One of Brooklyn’s leading economic development groups is pushing Con Edison to protect one of the last, untouched stretches of the Williamsburg waterfront.
Regina Myer, head of the Downtown Brooklyn Partnership, wants the utility company to sell a 3.2-acre land assemblage on River Street to a buyer willing to dedicate at least part of the property to public access.
While evaluating offers for the three land parcels, Myer urged Con-Ed to give preference to bids that include an open-space component and “avoid the failures of other privately built public spaces,” according to an op-ed she penned for Crain’s New York last week.
“Con Edison should strongly consider bids that build on—not detract from—the momentum we are finally seeing on this stretch of the waterfront,” Myer wrote.
Con-Ed announced its plan to sell the three parcels, which spans from North Third Street south to nearly Grand Street, this past spring. Cushman & Wakefield has been hired to handle the marketing push for the redevelopment site.
With 385 feet of waterfront, the cluster provides the opportunity to continue the belt of greenspace that runs all the way to the Williamsburg Bridge and includes Grand Ferry Park as well as the recently opened Domino Park, a six-acre concourse built by Two Trees Management in conjunction with its redevelopment of the old Domino Sugar Factory.
Myer pointed to the Two Trees project as a potential template for Con-Ed and its would-be suitors to follow.
“While some were skeptical that a private developer could deliver a truly public park that addresses the priorities of the community, Domino Park shows that private entities can produce world-class public spaces if they take the time to integrate neighborhood objectives, establish a strong long-term maintenance plan and prioritize smart urban design,” Myer wrote.
She noted that several public-private open space projects have fallen flat since the Williamsburg-Greenpoint waterfront was rezoned in 2005. She did not identify specific undertakings but she said some have been disjointed and uninviting to the communities they were supposed to connect with the East River.
Con-Ed spokesman Allan Drury said the agency decided to sell the property because it is no longer needed for its energy operations.
Drury also said Con-Ed cannot cherry pick who it sells property to, so it has no say over how the land will be used in the future.
“When we sell a property, we do so through a transparent, equitable process that provides opportunity to all potential buyers,” he said in an email. “We do not and cannot give preferential treatment.”
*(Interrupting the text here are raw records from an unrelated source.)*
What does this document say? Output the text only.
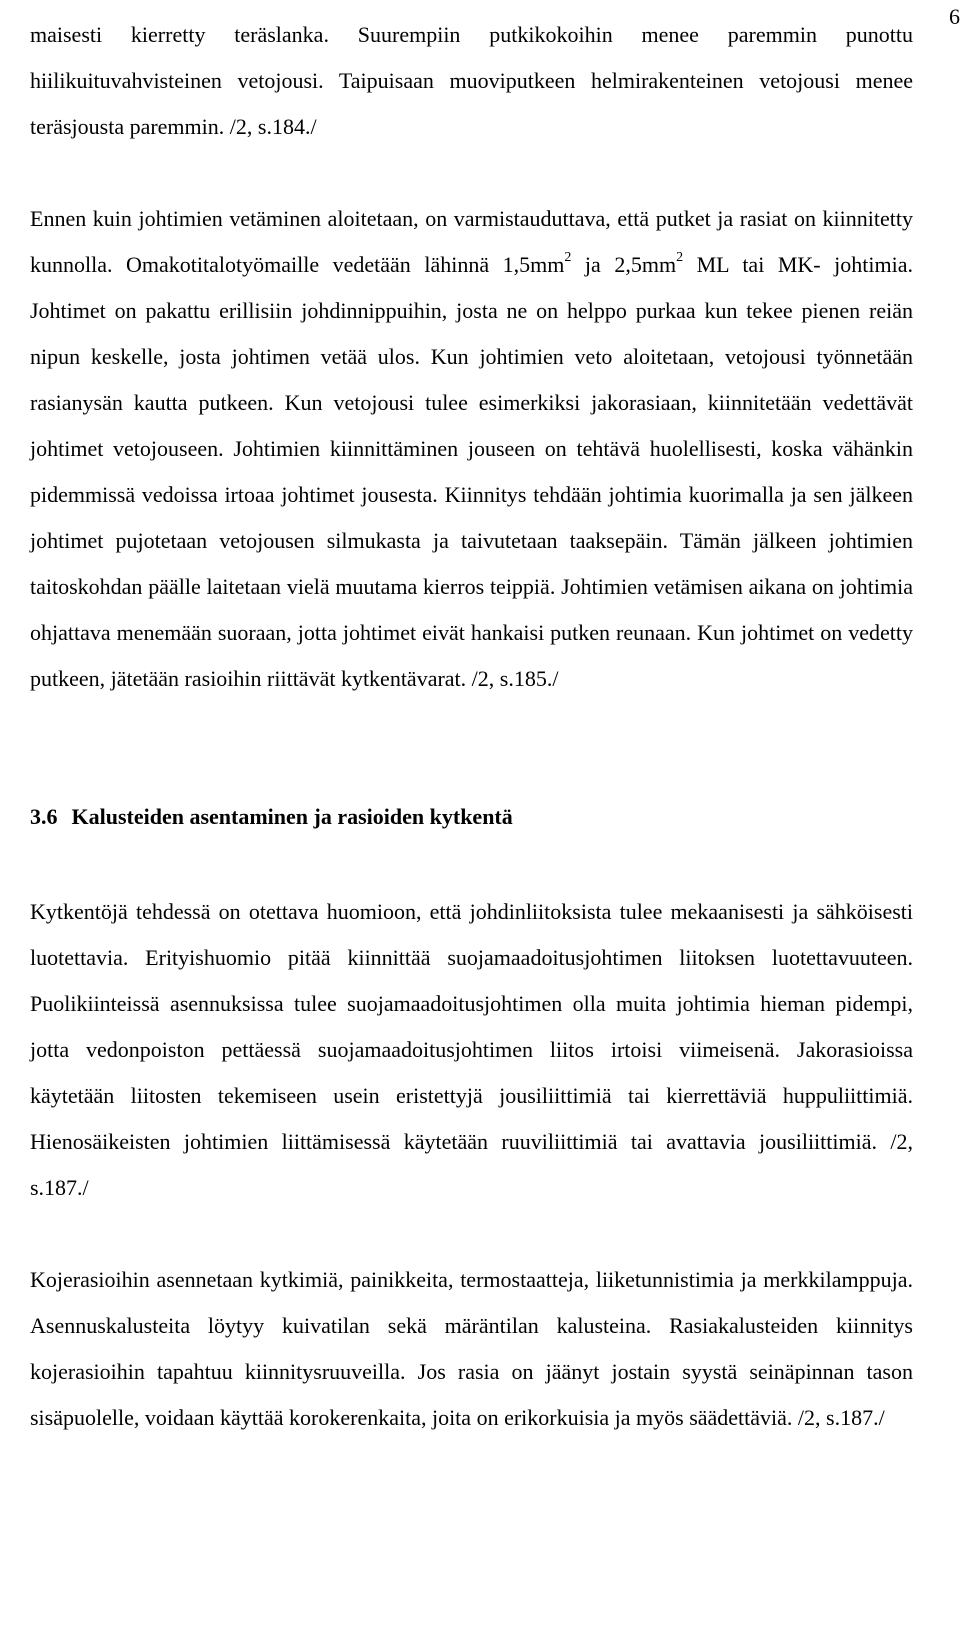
6

maisesti kierretty teräslanka. Suurempiin putkikokoihin menee paremmin punottu hiilikuituvahvisteinen vetojousi. Taipuisaan muoviputkeen helmirakenteinen vetojousi menee teräsjousta paremmin. /2, s.184./

Ennen kuin johtimien vetäminen aloitetaan, on varmistauduttava, että putket ja rasiat on kiinnitetty kunnolla. Omakotitalotyömaille vedetään lähinnä $1,5mm^2$ ja $2,5mm^2$ ML tai MK- johtimia. Johtimet on pakattu erillisiin johdinnippuihin, josta ne on helppo purkaa kun tekee pienen reiän nipun keskelle, josta johtimen vetää ulos. Kun johtimien veto aloitetaan, vetojousi työnnetään rasianysän kautta putkeen. Kun vetojousi tulee esimerkiksi jakorasiaan, kiinnitetään vedettävät johtimet vetojouseen. Johtimien kiinnittäminen jouseen on tehtävä huolellisesti, koska vähänkin pidemmissä vedoissa irtoaa johtimet jousesta. Kiinnitys tehdään johtimia kuorimalla ja sen jälkeen johtimet pujotetaan vetojousen silmukasta ja taivutetaan taaksepäin. Tämän jälkeen johtimien taitoskohdan päälle laitetaan vielä muutama kierros teippiä. Johtimien vetämisen aikana on johtimia ohjattava menemään suoraan, jotta johtimet eivät hankaisi putken reunaan. Kun johtimet on vedetty putkeen, jätetään rasioihin riittävät kytkentävarat. /2, s.185./

3.6 Kalusteiden asentaminen ja rasioiden kytkentä

Kytkentöjä tehdessä on otettava huomioon, että johdinliitoksista tulee mekaanisesti ja sähköisesti luotettavia. Erityishuomio pitää kiinnittää suojamaadoitusjohtimen liitoksen luotettavuuteen. Puolikiinteissä asennuksissa tulee suojamaadoitusjohtimen olla muita johtimia hieman pidempi, jotta vedonpoiston pettäessä suojamaadoitusjohtimen liitos irtoisi viimeisenä. Jakorasioissa käytetään liitosten tekemiseen usein eristettyjä jousiliittimiä tai kierrettäviä huppuliittimiä. Hienosäikeisten johtimien liittämisessä käytetään ruuviliittimiä tai avattavia jousiliittimiä. /2, s.187./

Kojerasioihin asennetaan kytkimiä, painikkeita, termostaatteja, liiketunnistimia ja merkkilamppuja. Asennuskalusteita löytyy kuivatilan sekä märäntilan kalusteina. Rasiakalusteiden kiinnitys kojerasioihin tapahtuu kiinnitysruuveilla. Jos rasia on jäänyt jostain syystä seinäpinnan tason sisäpuolelle, voidaan käyttää korokerenkaita, joita on erikorkuisia ja myös säädettäviä. /2, s.187./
Whoever buys the site can build 285,000 s/f as of right on the three properties—which include a 19,000 s/f slice of land next to the New York Power Authority’s natural gas facility at the corner of Grand and River Streets.
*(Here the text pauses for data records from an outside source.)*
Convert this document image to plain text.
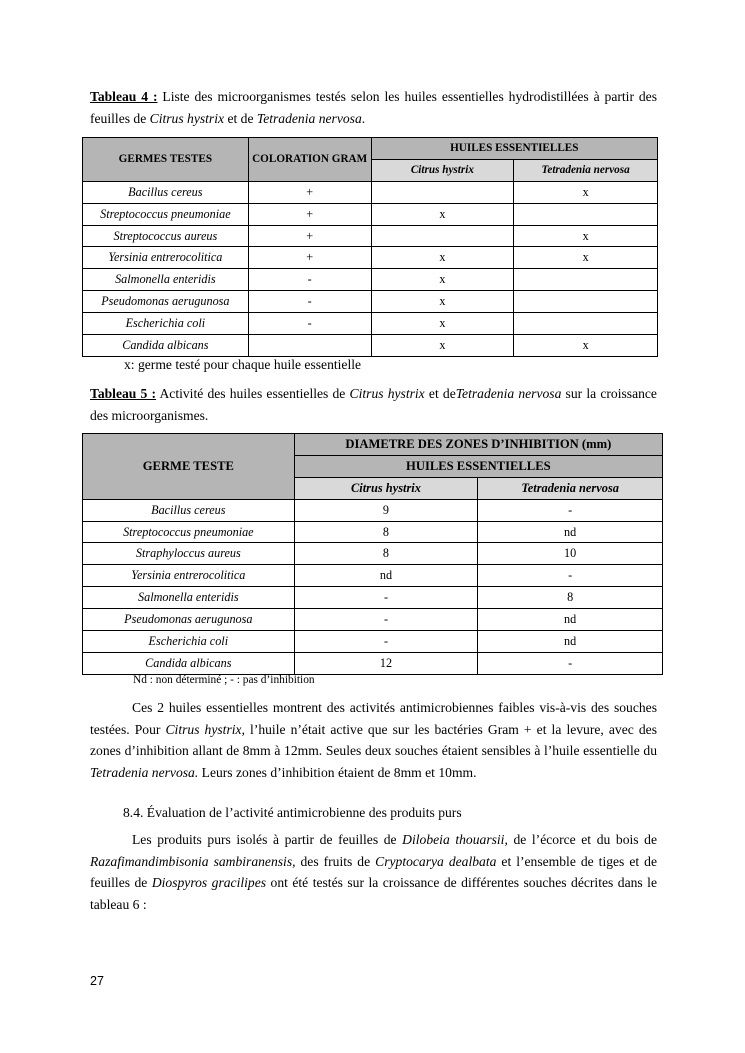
Tableau 4 : Liste des microorganismes testés selon les huiles essentielles hydrodistillées à partir des feuilles de Citrus hystrix et de Tetradenia nervosa.
GERMES TESTES	COLORATION GRAM	HUILES ESSENTIELLES	
		Citrus hystrix	Tetradenia nervosa
Bacillus cereus	+		x
Streptococcus pneumoniae	+	x	
Streptococcus aureus	+		x
Yersinia entrerocolitica	+	x	x
Salmonella enteridis	-	x	
Pseudomonas aerugunosa	-	x	
Escherichia coli	-	x	
Candida albicans		x	x
x: germe testé pour chaque huile essentielle
Tableau 5 : Activité des huiles essentielles de Citrus hystrix et deTetradenia nervosa sur la croissance des microorganismes.
GERME TESTE	DIAMETRE DES ZONES D’INHIBITION (mm)	
	HUILES ESSENTIELLES	
	Citrus hystrix	Tetradenia nervosa
Bacillus cereus	9	-
Streptococcus pneumoniae	8	nd
Straphyloccus aureus	8	10
Yersinia entrerocolitica	nd	-
Salmonella enteridis	-	8
Pseudomonas aerugunosa	-	nd
Escherichia coli	-	nd
Candida albicans	12	-
Nd : non déterminé ; - : pas d’inhibition
Ces 2 huiles essentielles montrent des activités antimicrobiennes faibles vis-à-vis des souches testées. Pour Citrus hystrix, l’huile n’était active que sur les bactéries Gram + et la levure, avec des zones d’inhibition allant de 8mm à 12mm. Seules deux souches étaient sensibles à l’huile essentielle du Tetradenia nervosa. Leurs zones d’inhibition étaient de 8mm et 10mm.
8.4. Évaluation de l’activité antimicrobienne des produits purs
Les produits purs isolés à partir de feuilles de Dilobeia thouarsii, de l’écorce et du bois de Razafimandimbisonia sambiranensis, des fruits de Cryptocarya dealbata et l’ensemble de tiges et de feuilles de Diospyros gracilipes ont été testés sur la croissance de différentes souches décrites dans le tableau 6 :
27
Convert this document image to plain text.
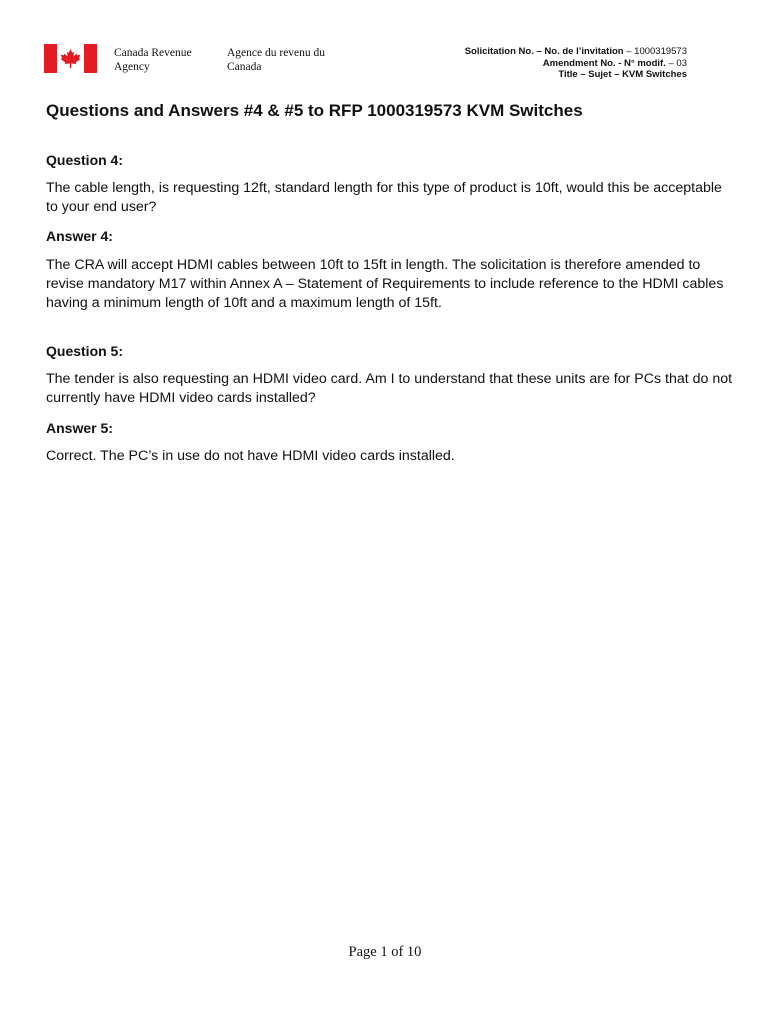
Canada Revenue Agency
Agence du revenu du Canada
Solicitation No. – No. de l’invitation – 1000319573
Amendment No. - N° modif. – 03
Title – Sujet – KVM Switches
Questions and Answers #4 & #5 to RFP 1000319573 KVM Switches
Question 4:

The cable length, is requesting 12ft, standard length for this type of product is 10ft, would this be acceptable to your end user?

Answer 4:

The CRA will accept HDMI cables between 10ft to 15ft in length. The solicitation is therefore amended to revise mandatory M17 within Annex A – Statement of Requirements to include reference to the HDMI cables having a minimum length of 10ft and a maximum length of 15ft.

Question 5:

The tender is also requesting an HDMI video card. Am I to understand that these units are for PCs that do not currently have HDMI video cards installed?

Answer 5:

Correct. The PC’s in use do not have HDMI video cards installed.

Page 1 of 10
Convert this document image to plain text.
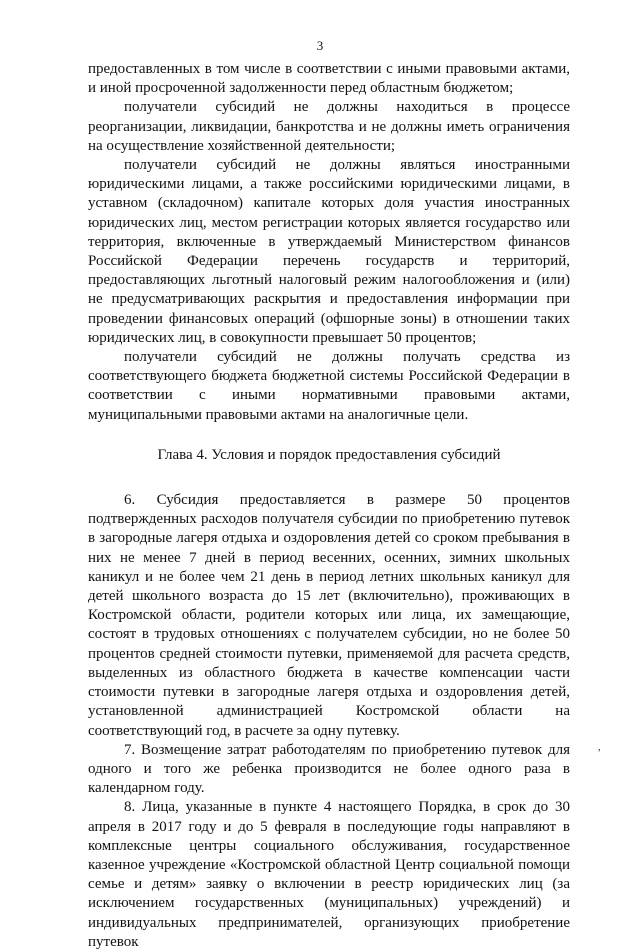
3
,

предоставленных в том числе в соответствии с иными правовыми актами, и иной просроченной задолженности перед областным бюджетом;

получатели субсидий не должны находиться в процессе реорганизации, ликвидации, банкротства и не должны иметь ограничения на осуществление хозяйственной деятельности;

получатели субсидий не должны являться иностранными юридическими лицами, а также российскими юридическими лицами, в уставном (складочном) капитале которых доля участия иностранных юридических лиц, местом регистрации которых является государство или территория, включенные в утверждаемый Министерством финансов Российской Федерации перечень государств и территорий, предоставляющих льготный налоговый режим налогообложения и (или) не предусматривающих раскрытия и предоставления информации при проведении финансовых операций (офшорные зоны) в отношении таких юридических лиц, в совокупности превышает 50 процентов;

получатели субсидий не должны получать средства из соответствующего бюджета бюджетной системы Российской Федерации в соответствии с иными нормативными правовыми актами, муниципальными правовыми актами на аналогичные цели.

Глава 4. Условия и порядок предоставления субсидий

6. Субсидия предоставляется в размере 50 процентов подтвержденных расходов получателя субсидии по приобретению путевок в загородные лагеря отдыха и оздоровления детей со сроком пребывания в них не менее 7 дней в период весенних, осенних, зимних школьных каникул и не более чем 21 день в период летних школьных каникул для детей школьного возраста до 15 лет (включительно), проживающих в Костромской области, родители которых или лица, их замещающие, состоят в трудовых отношениях с получателем субсидии, но не более 50 процентов средней стоимости путевки, применяемой для расчета средств, выделенных из областного бюджета в качестве компенсации части стоимости путевки в загородные лагеря отдыха и оздоровления детей, установленной администрацией Костромской области на соответствующий год, в расчете за одну путевку.

7. Возмещение затрат работодателям по приобретению путевок для одного и того же ребенка производится не более одного раза в календарном году.

8. Лица, указанные в пункте 4 настоящего Порядка, в срок до 30 апреля в 2017 году и до 5 февраля в последующие годы направляют в комплексные центры социального обслуживания, государственное казенное учреждение «Костромской областной Центр социальной помощи семье и детям» заявку о включении в реестр юридических лиц (за исключением государственных (муниципальных) учреждений) и индивидуальных предпринимателей, организующих приобретение путевок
Although zoned for industrial use, the sites are eligible for a residential conversion that could, reportedly, increase the buildable square feet to 1.5 million. Cushman & Wakefield Vice Chairman Stephen Palmese, the lead agent on the sale, did not return a request for comment.
Drury said once the sale is complete, the New York State Public Service Commission will determine the use of the proceeds.